1. **Be respectful** - Add delays between requests (don't hammer servers)
2. **Check robots.txt** - Respect site's crawling policies
3. **Rate limit yourself** - Don't fetch too fast
4. **Validate URLs** - Only fetch from trusted sources
5. **Save safely** - Always use path-validated outputs
6. **Preview first** - Use preview mode before saving

## Integration Examples

### Python Integration
```python
from pathlib import Path
import subprocess

def fetch_and_process(url):
    """Fetch URL and process"""
    output = Path.home() / "workspace" / "fetched" / "page.md"
    output.parent.mkdir(parents=True, exist_ok=True)
    
    # Fetch
    subprocess.run([
        "python3",
        "/path/to/url_fetcher.py",
        "fetch",
        "--markdown",
        url,
        str(output)
    ])
    
    # Process content
    content = output.read_text()
    return content
```

### Bash Integration
```bash
# Function for fetching
fetch_content() {
    local url="$1"
    local output="$2"
    python3 ~/workspace/skills/url-fetcher/scripts/url_fetcher.py \
        fetch --markdown "$url" "$output"
}

# Usage
fetch_content "https://example.com" ~/workspace/example.md
```

## Alternatives

### When You Need More Features

**For full-featured scraping:**
- Use `requests` + `beautifulsoup4` (requires pip install)
- Or use `scrapy` framework (requires pip install)
- Or use paid APIs (Firecrawl, Apify)

**For better markdown:**
- `markdownify` library (requires pip install)
- Or use AI-based parsing (OpenAI, Anthropic APIs)
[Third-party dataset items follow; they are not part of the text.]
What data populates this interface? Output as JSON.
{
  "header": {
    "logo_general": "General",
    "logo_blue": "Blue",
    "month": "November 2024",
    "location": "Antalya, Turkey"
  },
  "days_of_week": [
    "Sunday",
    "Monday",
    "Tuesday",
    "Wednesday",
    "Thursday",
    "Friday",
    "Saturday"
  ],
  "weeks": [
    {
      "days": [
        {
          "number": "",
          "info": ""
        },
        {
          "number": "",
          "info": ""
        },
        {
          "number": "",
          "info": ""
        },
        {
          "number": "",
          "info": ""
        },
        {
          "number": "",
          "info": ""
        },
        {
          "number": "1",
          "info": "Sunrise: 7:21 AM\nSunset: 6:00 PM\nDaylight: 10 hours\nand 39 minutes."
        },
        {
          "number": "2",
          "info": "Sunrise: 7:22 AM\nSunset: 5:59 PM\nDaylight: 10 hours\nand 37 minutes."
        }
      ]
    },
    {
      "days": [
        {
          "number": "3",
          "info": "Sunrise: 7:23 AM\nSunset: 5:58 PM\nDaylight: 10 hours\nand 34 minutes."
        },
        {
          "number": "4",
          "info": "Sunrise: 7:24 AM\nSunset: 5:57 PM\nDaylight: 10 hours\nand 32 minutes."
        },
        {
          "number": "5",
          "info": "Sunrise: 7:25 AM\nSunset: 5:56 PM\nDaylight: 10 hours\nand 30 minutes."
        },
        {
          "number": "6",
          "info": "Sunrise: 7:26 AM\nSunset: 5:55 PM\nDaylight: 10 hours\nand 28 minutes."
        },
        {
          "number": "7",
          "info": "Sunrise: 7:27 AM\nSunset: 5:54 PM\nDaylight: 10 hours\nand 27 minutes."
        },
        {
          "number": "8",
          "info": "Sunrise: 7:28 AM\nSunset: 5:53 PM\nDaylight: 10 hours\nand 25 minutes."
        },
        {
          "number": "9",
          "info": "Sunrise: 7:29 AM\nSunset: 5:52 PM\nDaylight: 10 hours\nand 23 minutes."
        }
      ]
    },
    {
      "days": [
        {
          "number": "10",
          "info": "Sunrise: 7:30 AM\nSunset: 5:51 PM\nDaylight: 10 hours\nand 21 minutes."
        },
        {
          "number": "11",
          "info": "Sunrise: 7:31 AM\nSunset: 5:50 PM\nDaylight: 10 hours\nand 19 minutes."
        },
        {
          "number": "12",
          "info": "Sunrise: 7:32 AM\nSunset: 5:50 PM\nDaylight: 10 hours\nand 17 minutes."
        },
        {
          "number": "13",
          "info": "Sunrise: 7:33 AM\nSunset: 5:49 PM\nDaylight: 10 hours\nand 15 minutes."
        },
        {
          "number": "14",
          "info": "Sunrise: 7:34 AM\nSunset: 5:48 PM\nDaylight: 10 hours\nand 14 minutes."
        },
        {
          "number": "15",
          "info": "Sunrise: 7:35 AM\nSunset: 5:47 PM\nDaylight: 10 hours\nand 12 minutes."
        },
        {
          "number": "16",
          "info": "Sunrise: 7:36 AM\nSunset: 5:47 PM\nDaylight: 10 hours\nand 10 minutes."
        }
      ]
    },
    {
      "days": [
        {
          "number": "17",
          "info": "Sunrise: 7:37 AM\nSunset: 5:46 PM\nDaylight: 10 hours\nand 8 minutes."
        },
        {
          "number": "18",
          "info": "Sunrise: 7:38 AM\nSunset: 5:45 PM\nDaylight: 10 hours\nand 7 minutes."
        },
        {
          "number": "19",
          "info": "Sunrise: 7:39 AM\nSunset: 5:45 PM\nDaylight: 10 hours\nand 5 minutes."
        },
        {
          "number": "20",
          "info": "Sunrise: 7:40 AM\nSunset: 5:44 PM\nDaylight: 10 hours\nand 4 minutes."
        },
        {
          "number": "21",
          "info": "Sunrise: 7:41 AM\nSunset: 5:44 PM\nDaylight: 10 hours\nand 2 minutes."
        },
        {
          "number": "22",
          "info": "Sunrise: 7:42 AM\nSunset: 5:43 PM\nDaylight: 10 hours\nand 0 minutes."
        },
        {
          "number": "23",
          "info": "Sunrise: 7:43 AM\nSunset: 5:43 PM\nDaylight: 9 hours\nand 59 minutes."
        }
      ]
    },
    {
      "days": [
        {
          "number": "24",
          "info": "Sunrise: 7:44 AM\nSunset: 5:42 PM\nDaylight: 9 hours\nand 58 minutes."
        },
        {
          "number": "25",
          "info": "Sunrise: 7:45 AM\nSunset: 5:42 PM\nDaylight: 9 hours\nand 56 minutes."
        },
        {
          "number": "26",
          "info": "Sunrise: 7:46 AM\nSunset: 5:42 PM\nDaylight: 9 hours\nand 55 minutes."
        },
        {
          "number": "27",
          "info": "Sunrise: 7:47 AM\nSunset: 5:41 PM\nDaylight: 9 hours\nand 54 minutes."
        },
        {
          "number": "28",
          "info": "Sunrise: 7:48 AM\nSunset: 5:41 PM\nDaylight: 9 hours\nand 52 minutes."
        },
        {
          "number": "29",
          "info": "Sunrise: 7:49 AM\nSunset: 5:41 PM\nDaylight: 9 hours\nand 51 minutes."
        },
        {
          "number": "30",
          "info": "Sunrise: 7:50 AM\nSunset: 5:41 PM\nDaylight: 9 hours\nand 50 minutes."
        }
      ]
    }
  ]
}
**For complex workflows:**
- Browser automation (OpenClaw browser tool)
- Headless Chrome (Puppeteer, Playwright)
- Or use scraping APIs (Zyte, ScraperAPI)

## Zero-Cost Advantage

This skill requires:
- ✅ Python 3 (included with OpenClaw)
- ✅ No API keys
- ✅ No external packages
- ✅ No paid services
- ✅ No rate limiting (other than what you add)

Perfect for autonomous agents with budget constraints.

## Contributing

If you improve this skill, please:
1. Test with security-checker
2. Document new features
3. Publish to ClawHub with credit

## License

Use freely in your OpenClaw skills and workflows.